In June 2020, it was reported that Nickelodeon Animation Studio was developing a computer-animated Teenage Mutant Ninja Turtles film for Paramount Pictures. Seth Rogen, Evan Goldberg, and James Weaver would produce the film through their company, Point Grey Pictures. Jeff Rowe was set to direct the film, with Brendan O'Brien writing the screenplay. It was released on August 2, 2023.

=== Live-action reboot ===
In June 2018, Paramount Pictures announced a new reboot of the series with Bay, Fuller and Form returning to produce the film and Andrew Dodge writing the script.
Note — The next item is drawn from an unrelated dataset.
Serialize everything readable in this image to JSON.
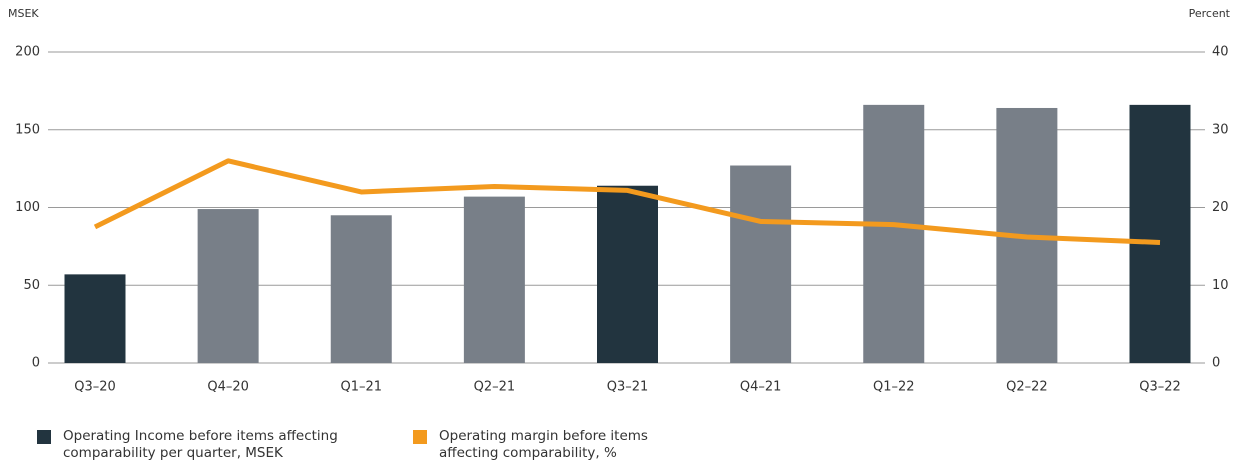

Fuller and Form said at the 24th Critics' Choice Awards that production on the reboot was set to start in 2019, but in July, co-creator Kevin Eastman revealed that the film was still in development and believed that Paramount took the reactions to the 2014 and 2016 films "to heart", and that "its going to be a next-level type of stuff". In August 2021, it was announced that a new live-action film was in the works with Colin Jost and Casey Jost penning the script and Michael Bay, Andrew Form, Brad Fuller, Scott Mednick and Galen Walker signing on as producers. A film adaptation of the graphic novel Teenage Mutant Ninja Turtles: The Last Ronin was announced to be in development by Paramount Pictures in April 2024. The film, produced by Walter Hamada and written by Tyler Burton Smith, would receive an R-rating and be live action. In August 2025, the film was reaffirmed to be moving forward following the merger between Paramount Global and Skydance Media. However, in November 2025, it was reported that development on the film was put on hold as Paramount Skydance appointed Neal H. Moritz to oversee a new live action reboot of the series. Ilya Naishuller was in talks to direct prior to this. In December 2025, Paramount scheduled a new live-action reboot film for a release date of November 17, 2028.